En présentant la réglementation comme consistant à établir un code de la route (rules of the road), on laisse entendre que l’intervention est à la fois plus simple et plus innocente qu’elle ne l’est en réalité. Les règles composant le code de la route sont généralement de simples normes de coordination, alors que les règles du droit commun répondent plutôt aux problèmes, plus complexes et stratégiques, de coopération.
1. Les normes de coordination
Examinons, à titre d’exemple d’une norme de coordination, la règle de conduire à droite plutôt qu’à gauche. Au départ, les deux options – conduire à droite, conduire à gauche – paraissent équivalentes. Le choix entre elles est arbitraire. Une fois le choix arrêté et la norme établie, deux conducteurs qui se rencontrent peuvent rapidement se croiser sans prendre des précautions bien élaborées. Il y a là un gain pour tous. La personne qui s’écarterait de la norme et conduirait à gauche devrait constamment faire attention et serait vite rappelée à l’ordre par les autres. Il y a, en d’autres mots, peu d’intérêt à s’écarter de la norme. La norme est self-enforcing. L’intérêt de la norme croît avec le nombre de ses adhérents, ce que les économistes désignent par le terme network externalities. On peut montrer que des normes de ce type peuvent apparaître de manière décentralisée, sans qu’une autorité publique ne s’en mêle.

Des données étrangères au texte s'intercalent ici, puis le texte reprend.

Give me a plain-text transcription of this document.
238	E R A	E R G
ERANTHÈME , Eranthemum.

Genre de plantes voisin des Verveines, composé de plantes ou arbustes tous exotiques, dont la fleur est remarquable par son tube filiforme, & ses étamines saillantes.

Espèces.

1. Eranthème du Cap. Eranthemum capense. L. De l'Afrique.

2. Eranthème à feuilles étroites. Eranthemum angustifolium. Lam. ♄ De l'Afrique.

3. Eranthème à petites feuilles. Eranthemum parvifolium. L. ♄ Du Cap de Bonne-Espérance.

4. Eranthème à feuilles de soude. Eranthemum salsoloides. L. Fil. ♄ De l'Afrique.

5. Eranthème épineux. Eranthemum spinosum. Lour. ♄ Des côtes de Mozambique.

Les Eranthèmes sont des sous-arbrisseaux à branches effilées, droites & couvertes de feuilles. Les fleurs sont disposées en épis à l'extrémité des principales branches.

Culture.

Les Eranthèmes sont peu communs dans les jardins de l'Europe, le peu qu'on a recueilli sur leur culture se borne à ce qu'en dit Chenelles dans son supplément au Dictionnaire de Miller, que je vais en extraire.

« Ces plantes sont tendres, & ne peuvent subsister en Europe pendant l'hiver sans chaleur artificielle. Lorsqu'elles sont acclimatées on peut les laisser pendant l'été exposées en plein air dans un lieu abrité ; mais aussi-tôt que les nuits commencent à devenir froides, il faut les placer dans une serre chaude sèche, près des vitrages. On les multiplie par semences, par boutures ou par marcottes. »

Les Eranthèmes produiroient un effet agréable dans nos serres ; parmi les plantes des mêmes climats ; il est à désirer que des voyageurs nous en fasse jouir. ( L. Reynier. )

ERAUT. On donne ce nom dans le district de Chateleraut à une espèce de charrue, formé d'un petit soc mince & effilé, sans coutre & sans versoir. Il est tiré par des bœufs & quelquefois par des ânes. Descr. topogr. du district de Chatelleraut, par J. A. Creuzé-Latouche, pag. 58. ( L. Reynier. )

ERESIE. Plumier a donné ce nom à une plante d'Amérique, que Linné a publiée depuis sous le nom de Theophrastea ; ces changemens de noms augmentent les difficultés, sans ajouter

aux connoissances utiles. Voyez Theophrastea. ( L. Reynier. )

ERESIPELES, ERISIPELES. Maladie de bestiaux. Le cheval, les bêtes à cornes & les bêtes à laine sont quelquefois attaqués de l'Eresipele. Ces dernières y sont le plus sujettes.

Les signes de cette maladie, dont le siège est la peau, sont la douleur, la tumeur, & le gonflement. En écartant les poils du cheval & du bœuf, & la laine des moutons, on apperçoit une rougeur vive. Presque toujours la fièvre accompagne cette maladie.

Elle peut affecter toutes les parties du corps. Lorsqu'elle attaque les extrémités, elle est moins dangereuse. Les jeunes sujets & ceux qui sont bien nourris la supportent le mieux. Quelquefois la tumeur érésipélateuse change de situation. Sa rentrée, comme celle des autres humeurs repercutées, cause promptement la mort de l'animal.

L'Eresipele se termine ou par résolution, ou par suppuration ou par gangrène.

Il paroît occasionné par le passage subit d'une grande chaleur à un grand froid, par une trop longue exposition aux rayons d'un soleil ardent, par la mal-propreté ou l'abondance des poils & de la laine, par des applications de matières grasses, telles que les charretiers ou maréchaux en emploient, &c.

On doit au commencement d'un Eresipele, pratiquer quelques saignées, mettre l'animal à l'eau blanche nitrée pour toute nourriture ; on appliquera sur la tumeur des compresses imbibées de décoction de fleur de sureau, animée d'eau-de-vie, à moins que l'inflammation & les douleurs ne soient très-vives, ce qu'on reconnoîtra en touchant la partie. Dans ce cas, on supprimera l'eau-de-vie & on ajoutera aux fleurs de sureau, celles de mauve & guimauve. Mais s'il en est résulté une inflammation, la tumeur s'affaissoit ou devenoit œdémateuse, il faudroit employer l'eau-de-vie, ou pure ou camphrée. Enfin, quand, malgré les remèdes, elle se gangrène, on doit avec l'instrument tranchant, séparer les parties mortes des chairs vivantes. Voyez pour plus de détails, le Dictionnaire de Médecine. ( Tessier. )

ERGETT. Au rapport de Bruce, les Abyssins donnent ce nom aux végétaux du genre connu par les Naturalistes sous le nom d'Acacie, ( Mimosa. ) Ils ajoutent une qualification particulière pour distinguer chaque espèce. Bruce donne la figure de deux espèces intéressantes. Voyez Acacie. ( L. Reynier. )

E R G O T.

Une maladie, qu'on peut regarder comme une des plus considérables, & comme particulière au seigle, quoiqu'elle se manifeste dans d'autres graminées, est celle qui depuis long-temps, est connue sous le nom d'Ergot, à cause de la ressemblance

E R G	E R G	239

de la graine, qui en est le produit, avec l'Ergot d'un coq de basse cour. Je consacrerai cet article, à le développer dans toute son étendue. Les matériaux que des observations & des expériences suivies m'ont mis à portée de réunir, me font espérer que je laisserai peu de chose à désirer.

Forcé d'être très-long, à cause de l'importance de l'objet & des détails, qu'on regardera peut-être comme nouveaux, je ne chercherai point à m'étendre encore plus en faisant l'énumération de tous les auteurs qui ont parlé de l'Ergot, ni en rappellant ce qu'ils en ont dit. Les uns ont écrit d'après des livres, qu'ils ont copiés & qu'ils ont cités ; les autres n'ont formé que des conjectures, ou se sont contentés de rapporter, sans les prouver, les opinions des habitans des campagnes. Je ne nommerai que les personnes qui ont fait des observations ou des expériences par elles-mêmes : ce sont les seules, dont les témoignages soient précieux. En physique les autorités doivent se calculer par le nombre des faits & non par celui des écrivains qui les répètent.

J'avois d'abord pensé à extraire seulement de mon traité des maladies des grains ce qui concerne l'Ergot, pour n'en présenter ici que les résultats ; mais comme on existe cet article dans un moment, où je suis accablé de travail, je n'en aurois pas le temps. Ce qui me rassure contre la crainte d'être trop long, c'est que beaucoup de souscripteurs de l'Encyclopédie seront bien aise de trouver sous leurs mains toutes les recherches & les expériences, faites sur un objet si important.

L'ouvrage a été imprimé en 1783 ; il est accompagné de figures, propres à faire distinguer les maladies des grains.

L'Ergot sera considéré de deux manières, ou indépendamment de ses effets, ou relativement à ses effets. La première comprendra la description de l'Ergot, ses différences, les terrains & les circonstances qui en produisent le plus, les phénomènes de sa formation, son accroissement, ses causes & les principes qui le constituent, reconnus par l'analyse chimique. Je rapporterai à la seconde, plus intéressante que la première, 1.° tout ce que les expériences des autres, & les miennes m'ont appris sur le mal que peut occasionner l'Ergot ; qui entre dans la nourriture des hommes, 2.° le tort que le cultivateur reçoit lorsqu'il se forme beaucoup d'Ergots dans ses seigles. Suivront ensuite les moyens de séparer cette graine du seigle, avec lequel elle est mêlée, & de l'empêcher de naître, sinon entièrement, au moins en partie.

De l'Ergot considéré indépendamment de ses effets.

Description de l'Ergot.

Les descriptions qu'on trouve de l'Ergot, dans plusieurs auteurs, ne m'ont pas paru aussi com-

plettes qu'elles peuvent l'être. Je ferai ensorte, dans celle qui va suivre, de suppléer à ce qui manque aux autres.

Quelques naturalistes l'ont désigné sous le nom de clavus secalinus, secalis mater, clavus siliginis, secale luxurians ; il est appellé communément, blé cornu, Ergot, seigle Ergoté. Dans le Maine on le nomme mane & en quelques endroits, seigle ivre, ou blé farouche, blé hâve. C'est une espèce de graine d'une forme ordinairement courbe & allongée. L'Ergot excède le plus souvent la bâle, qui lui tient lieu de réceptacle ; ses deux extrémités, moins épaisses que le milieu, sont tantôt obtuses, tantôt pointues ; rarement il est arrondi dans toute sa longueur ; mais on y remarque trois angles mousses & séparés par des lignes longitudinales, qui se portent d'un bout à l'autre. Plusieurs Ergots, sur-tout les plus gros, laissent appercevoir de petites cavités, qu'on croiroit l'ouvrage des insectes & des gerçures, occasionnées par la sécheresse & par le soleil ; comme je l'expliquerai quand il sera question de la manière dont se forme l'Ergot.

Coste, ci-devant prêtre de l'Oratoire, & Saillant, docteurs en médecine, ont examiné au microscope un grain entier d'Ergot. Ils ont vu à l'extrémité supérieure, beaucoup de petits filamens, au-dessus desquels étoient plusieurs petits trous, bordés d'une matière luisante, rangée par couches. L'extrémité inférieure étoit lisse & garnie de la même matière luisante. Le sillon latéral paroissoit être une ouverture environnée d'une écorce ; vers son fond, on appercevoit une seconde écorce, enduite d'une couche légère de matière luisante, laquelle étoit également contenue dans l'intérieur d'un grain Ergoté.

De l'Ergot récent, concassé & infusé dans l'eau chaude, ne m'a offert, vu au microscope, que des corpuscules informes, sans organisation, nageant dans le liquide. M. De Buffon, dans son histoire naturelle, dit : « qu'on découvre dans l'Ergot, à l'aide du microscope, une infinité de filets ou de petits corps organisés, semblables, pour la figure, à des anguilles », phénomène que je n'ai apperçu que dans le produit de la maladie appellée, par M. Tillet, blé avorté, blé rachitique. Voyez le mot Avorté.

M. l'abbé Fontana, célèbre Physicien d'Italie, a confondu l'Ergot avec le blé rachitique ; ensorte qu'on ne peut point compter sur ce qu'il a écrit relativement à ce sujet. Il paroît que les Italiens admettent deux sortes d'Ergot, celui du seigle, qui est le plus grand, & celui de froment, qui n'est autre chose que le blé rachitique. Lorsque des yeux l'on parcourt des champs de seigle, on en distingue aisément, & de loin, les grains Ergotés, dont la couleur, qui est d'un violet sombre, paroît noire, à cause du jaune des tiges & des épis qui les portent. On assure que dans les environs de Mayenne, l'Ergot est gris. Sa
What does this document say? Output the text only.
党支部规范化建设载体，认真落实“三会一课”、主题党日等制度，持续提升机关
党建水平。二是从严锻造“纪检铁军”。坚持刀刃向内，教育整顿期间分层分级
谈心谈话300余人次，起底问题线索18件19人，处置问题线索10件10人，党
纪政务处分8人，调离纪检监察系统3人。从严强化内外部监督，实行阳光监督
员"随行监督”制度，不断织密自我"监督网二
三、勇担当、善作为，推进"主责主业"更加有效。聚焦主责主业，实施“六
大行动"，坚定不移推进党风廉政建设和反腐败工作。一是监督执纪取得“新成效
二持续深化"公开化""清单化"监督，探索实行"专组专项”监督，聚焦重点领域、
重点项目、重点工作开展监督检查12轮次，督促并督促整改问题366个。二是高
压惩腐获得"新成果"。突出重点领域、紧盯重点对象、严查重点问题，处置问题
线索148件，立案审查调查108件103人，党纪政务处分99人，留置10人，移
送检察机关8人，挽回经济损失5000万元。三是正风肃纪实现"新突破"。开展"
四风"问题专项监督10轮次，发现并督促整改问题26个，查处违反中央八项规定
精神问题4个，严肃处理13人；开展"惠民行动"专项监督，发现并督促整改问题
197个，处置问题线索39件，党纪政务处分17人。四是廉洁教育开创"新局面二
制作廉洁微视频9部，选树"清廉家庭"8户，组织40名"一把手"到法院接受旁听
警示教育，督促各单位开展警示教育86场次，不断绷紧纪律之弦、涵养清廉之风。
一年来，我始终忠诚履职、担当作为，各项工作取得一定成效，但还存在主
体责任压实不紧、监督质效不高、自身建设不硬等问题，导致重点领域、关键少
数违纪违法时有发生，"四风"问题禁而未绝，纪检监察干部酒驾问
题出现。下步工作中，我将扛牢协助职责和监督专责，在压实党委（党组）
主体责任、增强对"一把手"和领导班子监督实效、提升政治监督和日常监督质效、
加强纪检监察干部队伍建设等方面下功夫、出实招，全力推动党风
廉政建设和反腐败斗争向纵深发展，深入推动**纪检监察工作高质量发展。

L’autorité publique peut se borner, relativement à la norme de coordination, à en expliciter le contenu, pour éliminer l’incertitude. Le respect de la norme ne demande pas d’appareil de sanction lourd, étant donné l’intérêt de tous à la suivre. Parfois même aucune intervention de l’autorité publique n’est nécessaire pour assurer la viabilité d’une telle norme. À titre d’exemples de normes de coordination, on peut songer aux standards de tous ordres (les prises électriques, les prises de téléphone, la compatibilité Hayes, la norme SECAM de télévision), aux poids et mesures, aux langages techniques comme html et sgml, et même, dans une certaine mesure, aux langues naturelles.
Les normes de coordination peuvent néanmoins être source de conflits. Cela pourrait se produire lorsque plusieurs normes incompatibles sont déjà établies dans des communautés distinctes et que, par suite de la croissance des interactions entre celles-ci, il y a intérêt à adopter une norme commune pour l’ensemble de ces communautés. Chaque communauté a alors intérêt à voir adopter sa norme à elle, car cela évite à ses membres les frais d’adaptation. Tous gagnent à l’usage de la norme commune, mais ceux dont c’était déjà la norme gagnent beaucoup plus que les autres. Ceux qui utilisent des normes non communes doivent en effet engager des frais pour se convertir à la norme commune ou pour se rendre compatibles avec elle. Les tensions entre groupes linguistiques voisins sont un exemple de ce phénomène. L’établissement d’une norme de coordination commune choisie parmi des normes existantes n’est donc pas un choix simple et relativement arbitraire, mais présente un jeu différent, où tous les participants ne sont pas également gagnants et qui, de ce fait, a un caractère stratégique.
Lorsque le choix de la norme de coordination commune appartient à l’autorité politique centrale, les groupes de pression peuvent alors avoir intérêt à influencer les décideurs dans le sens d’adopter leur norme. Comme les autres groupes ont le même intérêt, mais à l’égard d’une norme différente, on voit apparaître une activité soutenue de lobbying concurrent, bien connue dans les démocraties représentatives. Il est douteux que ce lobbying produise un gain de bien-être pour l’ensemble de la population.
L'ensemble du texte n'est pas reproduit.